There’s far more that should be said on this topic than can be covered in one post. But when instruction shifts from face-to-face to online, the best starting point is not considering how to re-create classroom teaching. Instead, the better launch point is contemplating instructional goals, and then determining how they can be met in the online learning environment.

Considering conferences’ strategies for switching from onsite to online provides a valuable adjacent example. Since mid-March, essentially every conference has either cancelled or moved to virtual. Some of the ones shifting to virtual have thought about the components of a conference—keynotes, breakout sessions, exhibit halls, etc—and tried to figure out how to replicate each of those elements online.

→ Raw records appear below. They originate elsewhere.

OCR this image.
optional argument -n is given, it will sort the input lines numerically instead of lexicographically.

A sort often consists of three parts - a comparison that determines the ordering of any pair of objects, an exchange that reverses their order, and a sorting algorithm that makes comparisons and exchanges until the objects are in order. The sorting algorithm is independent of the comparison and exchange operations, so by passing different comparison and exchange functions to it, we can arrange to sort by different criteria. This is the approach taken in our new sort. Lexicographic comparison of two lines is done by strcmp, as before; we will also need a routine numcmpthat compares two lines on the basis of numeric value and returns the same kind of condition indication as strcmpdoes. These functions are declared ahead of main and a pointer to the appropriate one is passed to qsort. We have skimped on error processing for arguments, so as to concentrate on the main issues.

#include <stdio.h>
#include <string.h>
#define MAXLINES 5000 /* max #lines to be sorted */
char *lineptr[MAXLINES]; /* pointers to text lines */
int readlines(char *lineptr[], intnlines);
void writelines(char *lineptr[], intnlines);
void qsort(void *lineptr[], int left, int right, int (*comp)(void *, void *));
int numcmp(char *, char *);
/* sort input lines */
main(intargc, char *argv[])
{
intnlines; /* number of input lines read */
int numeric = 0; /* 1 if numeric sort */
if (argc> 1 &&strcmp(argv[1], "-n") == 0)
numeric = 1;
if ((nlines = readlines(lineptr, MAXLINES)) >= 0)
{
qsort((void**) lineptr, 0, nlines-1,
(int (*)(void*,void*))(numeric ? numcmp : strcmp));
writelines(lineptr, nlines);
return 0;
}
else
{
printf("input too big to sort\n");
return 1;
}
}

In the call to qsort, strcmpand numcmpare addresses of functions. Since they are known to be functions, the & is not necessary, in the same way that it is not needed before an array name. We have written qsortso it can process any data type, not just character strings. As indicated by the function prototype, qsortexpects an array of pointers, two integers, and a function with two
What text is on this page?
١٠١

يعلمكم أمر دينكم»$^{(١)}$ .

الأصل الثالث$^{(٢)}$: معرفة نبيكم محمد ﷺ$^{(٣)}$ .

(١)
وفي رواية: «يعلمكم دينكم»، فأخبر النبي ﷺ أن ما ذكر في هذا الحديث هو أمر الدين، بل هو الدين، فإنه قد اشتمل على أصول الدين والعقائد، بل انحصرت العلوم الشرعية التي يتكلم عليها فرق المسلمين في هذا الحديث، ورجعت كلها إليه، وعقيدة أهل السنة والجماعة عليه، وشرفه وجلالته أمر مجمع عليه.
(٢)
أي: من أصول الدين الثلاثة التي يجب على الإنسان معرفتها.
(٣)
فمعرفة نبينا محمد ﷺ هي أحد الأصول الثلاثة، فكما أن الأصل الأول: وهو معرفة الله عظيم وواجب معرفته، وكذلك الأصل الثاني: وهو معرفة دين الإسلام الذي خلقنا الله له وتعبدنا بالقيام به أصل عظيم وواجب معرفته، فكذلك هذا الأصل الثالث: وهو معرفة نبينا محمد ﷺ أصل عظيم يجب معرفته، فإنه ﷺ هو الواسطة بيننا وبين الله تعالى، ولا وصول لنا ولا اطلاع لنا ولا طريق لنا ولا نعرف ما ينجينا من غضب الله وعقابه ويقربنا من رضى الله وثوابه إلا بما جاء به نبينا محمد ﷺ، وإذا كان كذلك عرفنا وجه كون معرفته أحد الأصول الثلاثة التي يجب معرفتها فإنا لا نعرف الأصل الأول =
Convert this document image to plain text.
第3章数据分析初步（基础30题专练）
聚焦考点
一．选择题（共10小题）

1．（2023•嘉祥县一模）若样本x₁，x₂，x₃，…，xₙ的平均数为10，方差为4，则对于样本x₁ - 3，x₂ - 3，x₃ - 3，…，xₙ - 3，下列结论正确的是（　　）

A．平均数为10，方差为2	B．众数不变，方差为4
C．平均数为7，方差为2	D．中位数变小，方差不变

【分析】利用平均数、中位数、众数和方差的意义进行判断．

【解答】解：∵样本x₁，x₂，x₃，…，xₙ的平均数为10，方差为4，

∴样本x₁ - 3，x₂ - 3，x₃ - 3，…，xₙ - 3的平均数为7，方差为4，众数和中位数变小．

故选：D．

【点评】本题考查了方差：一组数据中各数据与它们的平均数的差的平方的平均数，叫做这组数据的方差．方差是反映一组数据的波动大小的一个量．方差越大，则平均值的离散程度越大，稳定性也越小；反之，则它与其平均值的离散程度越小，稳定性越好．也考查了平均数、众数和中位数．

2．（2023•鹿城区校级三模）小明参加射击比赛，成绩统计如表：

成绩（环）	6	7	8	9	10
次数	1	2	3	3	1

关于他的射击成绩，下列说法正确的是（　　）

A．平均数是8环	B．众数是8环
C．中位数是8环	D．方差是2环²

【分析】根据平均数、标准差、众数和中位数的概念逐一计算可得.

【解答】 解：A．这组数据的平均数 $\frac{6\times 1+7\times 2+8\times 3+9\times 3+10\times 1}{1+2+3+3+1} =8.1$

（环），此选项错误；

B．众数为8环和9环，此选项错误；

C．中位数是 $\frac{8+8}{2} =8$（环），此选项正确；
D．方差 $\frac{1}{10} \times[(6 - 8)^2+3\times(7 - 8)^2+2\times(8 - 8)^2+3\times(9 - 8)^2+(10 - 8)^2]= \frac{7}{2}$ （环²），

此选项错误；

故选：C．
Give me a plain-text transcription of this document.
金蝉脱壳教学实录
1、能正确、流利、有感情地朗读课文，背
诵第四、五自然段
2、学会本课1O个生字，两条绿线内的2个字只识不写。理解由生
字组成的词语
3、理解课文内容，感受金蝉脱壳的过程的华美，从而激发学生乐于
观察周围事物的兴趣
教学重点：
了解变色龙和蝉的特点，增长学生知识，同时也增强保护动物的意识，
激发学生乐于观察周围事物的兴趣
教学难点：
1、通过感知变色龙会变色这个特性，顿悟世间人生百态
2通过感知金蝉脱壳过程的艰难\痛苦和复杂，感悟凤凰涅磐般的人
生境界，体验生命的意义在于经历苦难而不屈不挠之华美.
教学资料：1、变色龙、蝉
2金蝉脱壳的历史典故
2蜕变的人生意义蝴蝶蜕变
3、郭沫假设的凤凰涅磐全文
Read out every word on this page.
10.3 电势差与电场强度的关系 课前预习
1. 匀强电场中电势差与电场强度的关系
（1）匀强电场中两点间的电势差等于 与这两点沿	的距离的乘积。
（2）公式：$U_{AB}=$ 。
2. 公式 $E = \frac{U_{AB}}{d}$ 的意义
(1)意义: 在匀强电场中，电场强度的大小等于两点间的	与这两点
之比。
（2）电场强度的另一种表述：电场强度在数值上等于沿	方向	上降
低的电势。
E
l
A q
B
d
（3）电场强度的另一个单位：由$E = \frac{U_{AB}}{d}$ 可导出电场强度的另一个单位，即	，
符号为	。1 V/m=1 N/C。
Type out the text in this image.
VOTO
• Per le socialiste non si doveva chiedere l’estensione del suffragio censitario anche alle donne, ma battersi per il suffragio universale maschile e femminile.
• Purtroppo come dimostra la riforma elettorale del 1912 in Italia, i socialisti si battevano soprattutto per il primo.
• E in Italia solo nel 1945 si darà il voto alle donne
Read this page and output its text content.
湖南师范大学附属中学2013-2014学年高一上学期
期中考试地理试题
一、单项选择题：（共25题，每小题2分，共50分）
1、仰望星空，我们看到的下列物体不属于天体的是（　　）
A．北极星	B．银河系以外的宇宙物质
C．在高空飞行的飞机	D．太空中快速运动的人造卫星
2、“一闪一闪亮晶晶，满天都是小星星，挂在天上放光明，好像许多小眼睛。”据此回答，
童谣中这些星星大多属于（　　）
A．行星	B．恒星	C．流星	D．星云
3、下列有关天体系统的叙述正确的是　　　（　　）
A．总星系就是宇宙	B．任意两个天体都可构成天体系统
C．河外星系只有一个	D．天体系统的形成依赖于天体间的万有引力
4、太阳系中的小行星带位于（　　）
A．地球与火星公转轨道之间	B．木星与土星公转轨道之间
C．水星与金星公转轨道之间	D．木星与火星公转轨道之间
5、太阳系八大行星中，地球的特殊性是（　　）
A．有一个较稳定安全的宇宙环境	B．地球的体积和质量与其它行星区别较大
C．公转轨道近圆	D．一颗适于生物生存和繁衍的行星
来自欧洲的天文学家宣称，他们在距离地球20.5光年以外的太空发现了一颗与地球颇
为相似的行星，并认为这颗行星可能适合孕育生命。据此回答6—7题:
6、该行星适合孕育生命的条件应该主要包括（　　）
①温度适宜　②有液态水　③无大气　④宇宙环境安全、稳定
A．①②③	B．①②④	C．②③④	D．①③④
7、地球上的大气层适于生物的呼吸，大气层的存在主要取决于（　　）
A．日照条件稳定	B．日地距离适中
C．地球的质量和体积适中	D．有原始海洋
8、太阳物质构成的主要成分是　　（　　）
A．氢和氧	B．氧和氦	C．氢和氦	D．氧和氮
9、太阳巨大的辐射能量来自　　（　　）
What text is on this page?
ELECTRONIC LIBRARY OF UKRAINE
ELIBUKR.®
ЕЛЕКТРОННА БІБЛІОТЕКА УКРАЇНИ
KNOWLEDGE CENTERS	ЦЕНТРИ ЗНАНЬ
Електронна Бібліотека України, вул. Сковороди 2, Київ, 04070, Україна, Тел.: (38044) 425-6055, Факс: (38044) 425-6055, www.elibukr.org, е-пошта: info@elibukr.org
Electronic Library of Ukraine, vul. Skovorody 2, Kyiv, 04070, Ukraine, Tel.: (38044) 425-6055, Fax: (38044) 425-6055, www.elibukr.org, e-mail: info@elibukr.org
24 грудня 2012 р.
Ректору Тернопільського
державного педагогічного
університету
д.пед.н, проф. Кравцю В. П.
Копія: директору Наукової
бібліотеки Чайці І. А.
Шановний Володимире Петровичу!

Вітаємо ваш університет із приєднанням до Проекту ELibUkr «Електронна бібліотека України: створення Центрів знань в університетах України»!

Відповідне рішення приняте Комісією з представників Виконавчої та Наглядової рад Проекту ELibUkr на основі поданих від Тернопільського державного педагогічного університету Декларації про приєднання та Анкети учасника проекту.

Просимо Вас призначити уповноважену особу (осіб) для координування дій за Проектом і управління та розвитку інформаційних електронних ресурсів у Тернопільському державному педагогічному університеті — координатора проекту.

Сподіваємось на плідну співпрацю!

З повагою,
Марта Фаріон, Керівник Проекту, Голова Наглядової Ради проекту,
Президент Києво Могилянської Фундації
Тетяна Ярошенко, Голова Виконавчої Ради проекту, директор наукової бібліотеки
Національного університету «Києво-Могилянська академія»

But the smarter conference organizers have started by exploring what a conference aims to accomplish for its attendees. These goals might include connecting with colleagues, inspiration, meeting new people, learning new ideas, meeting vendors, and so on. From there, online conference organizers are then determining how these goals can be met while everyone is “gathered” from thousands of miles apart.

Most districts haven’t put out detailed plans yet for the fall. But as they do, we will be interested to see which are doing a good job of recreating onsite school, and which are truly taking advantage of the possibilities that online learning offers.